O aval, por sua vez, recai sobre títulos de crédito e distingue-se pela sua natureza autônoma. Ao subscrever uma nota promissória ou duplicata como avalista, o garantidor assume obrigação própria e independente, desvinculada das exceções que caberiam ao devedor. Isso significa que o credor pode acionar o avalista imediatamente, sem a necessidade de demonstrar inadimplência ou de enfrentar discussões sobre a validade do negócio subjacente. É justamente essa abstração típica do direito cambiário que torna o aval ainda mais perigoso do que a fiança em muitos casos.

Ambas as garantias, portanto, expõem o empresário à confusão entre as esferas pessoal e societária, corroendo a lógica da responsabilidade limitada que, em tese, protege quem empreende por meio de pessoa jurídica. O sócio que assina um contrato sem atentar para essas cláusulas pode descobrir, em situação de inadimplência, que sua casa, seu veículo ou até mesmo o patrimônio comum do casal estão sujeitos ao pagamento da dívida da empresa.

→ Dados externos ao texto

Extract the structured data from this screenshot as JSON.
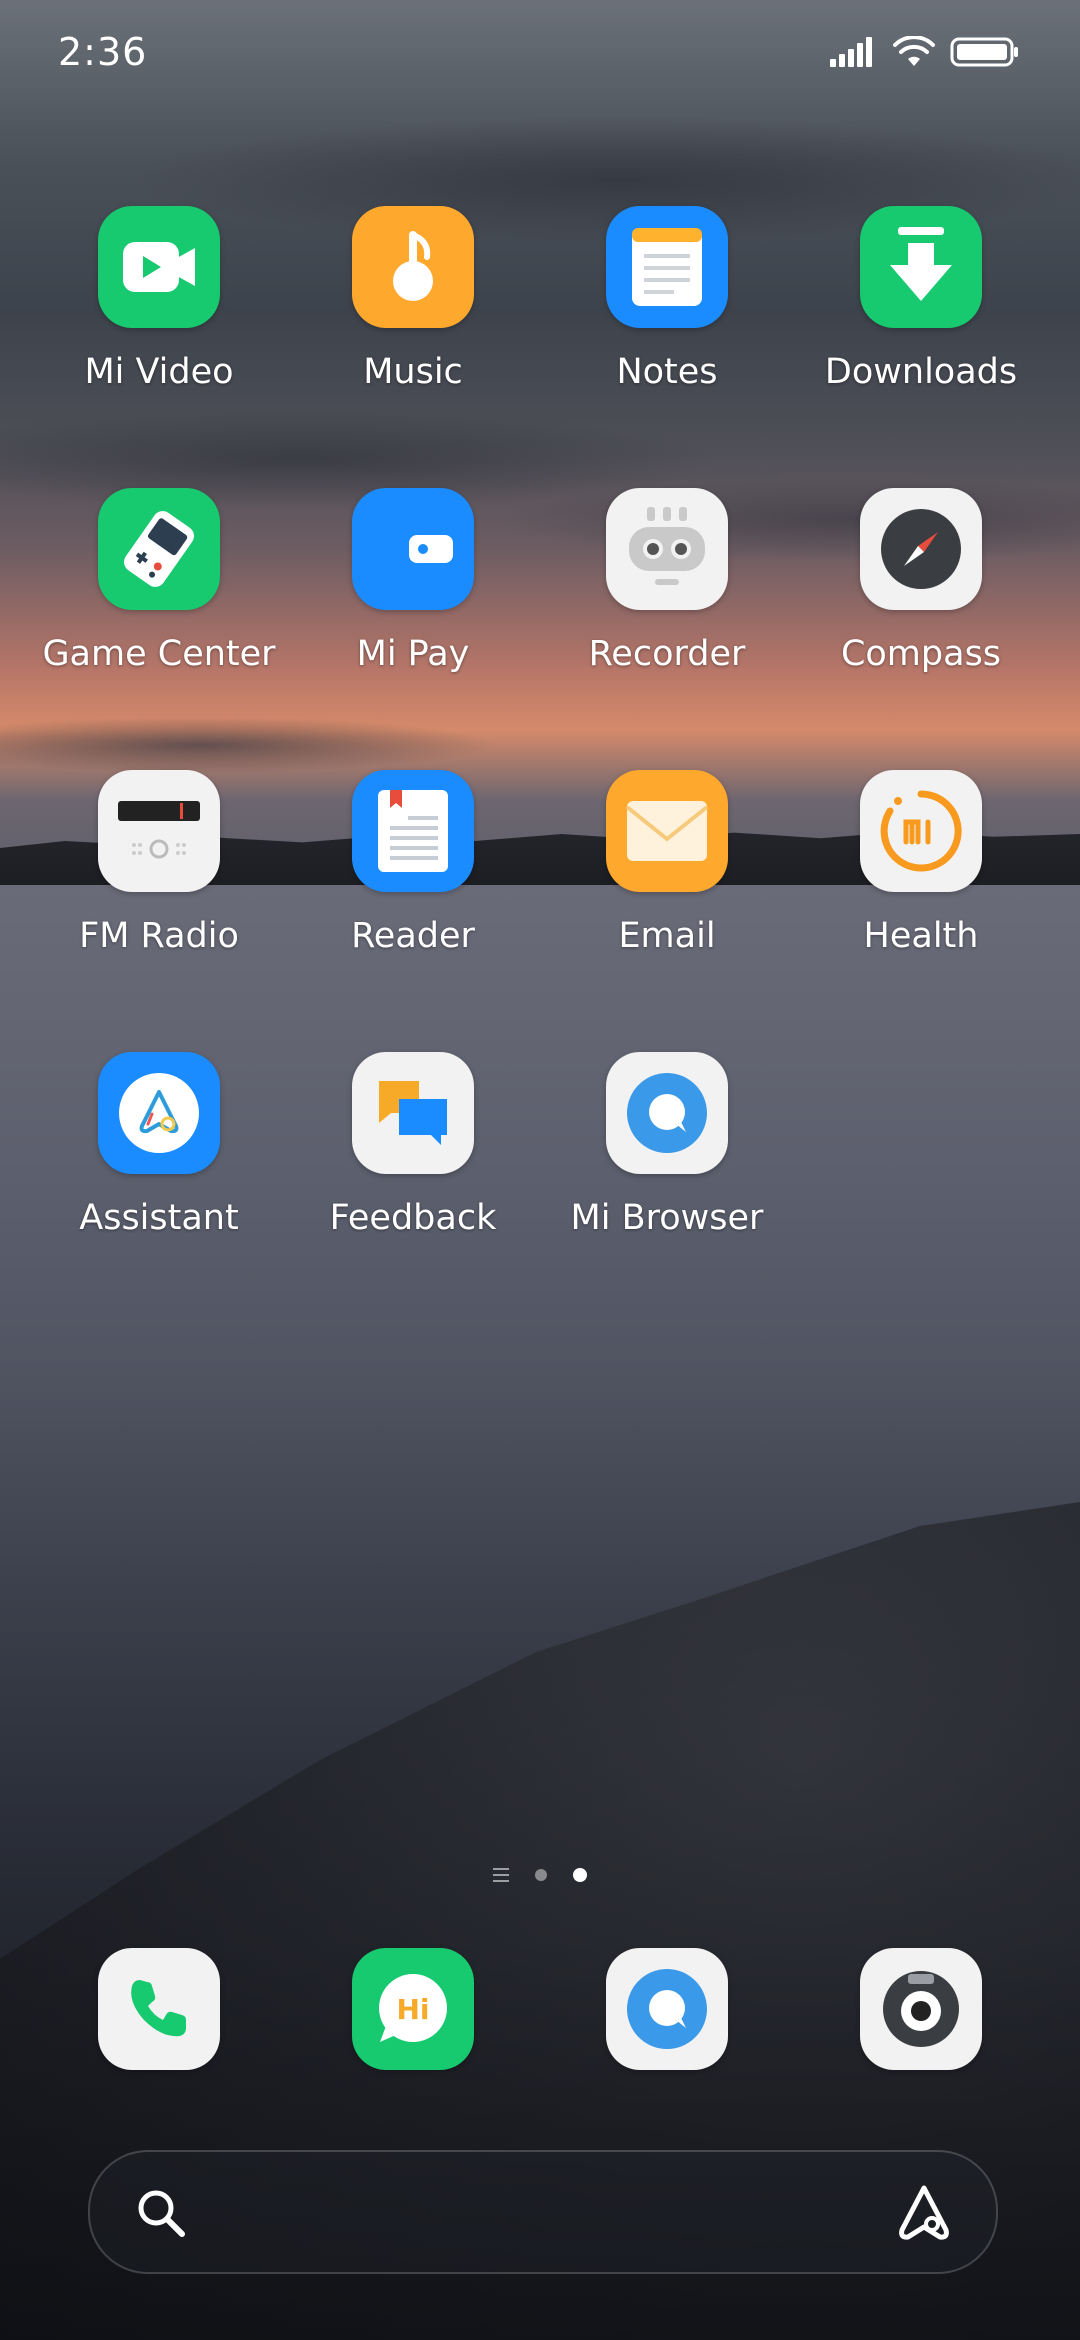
{
  "status_bar": {
    "time": "2:36",
    "icons": [
      "signal-icon",
      "wifi-icon",
      "battery-icon"
    ]
  },
  "apps": [
    {
      "label": "Mi Video",
      "icon": "mi-video-icon",
      "color": "#17c96f"
    },
    {
      "label": "Music",
      "icon": "music-icon",
      "color": "#ffa82e"
    },
    {
      "label": "Notes",
      "icon": "notes-icon",
      "color": "#1a8cff"
    },
    {
      "label": "Downloads",
      "icon": "downloads-icon",
      "color": "#17c96f"
    },
    {
      "label": "Game Center",
      "icon": "game-center-icon",
      "color": "#17c96f"
    },
    {
      "label": "Mi Pay",
      "icon": "mi-pay-icon",
      "color": "#1a8cff"
    },
    {
      "label": "Recorder",
      "icon": "recorder-icon",
      "color": "#f2f2f2"
    },
    {
      "label": "Compass",
      "icon": "compass-icon",
      "color": "#f2f2f2"
    },
    {
      "label": "FM Radio",
      "icon": "fm-radio-icon",
      "color": "#f2f2f2"
    },
    {
      "label": "Reader",
      "icon": "reader-icon",
      "color": "#1a8cff"
    },
    {
      "label": "Email",
      "icon": "email-icon",
      "color": "#ffa82e"
    },
    {
      "label": "Health",
      "icon": "health-icon",
      "color": "#f2f2f2"
    },
    {
      "label": "Assistant",
      "icon": "assistant-icon",
      "color": "#1a8cff"
    },
    {
      "label": "Feedback",
      "icon": "feedback-icon",
      "color": "#f2f2f2"
    },
    {
      "label": "Mi Browser",
      "icon": "mi-browser-icon",
      "color": "#f2f2f2"
    }
  ],
  "page_indicator": {
    "pages": 2,
    "active_page": 2
  },
  "dock": [
    {
      "icon": "phone-icon"
    },
    {
      "icon": "messaging-icon",
      "text": "Hi"
    },
    {
      "icon": "browser-icon"
    },
    {
      "icon": "camera-icon"
    }
  ],
  "search_bar": {
    "icons": [
      "search-icon",
      "assistant-icon"
    ]
  }
}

Do ponto de vista jurídico, a questão exige reflexão crítica. A prática de impor garantias pessoais de forma indiscriminada, sobretudo em contratos padronizados, fragiliza o micro e pequeno empresário, que já enfrenta maior dificuldade de acesso ao crédito. Há espaço, portanto, para discutir não apenas estratégias de mitigação de risco contratual — como a negociação de garantias reais, a delimitação de prazos ou a contratação de seguros —, mas também o papel do Judiciário em reconhecer e coibir abusos, em especial quando se trata de cláusulas desproporcionais ou de garantias que perpetuam a responsabilidade do sócio sem transparência adequada.

Assim, se por um lado fiança e aval permanecem como instrumentos legítimos de proteção ao crédito, por outro demandam cautela redobrada na análise contratual. Para o advogado que assessora micro e pequenos empresários, o desafio é traduzir a complexidade jurídica em alertas claros, de modo a evitar que uma decisão tomada para viabilizar o negócio acabe comprometendo de forma irreversível o patrimônio pessoal e familiar do cliente.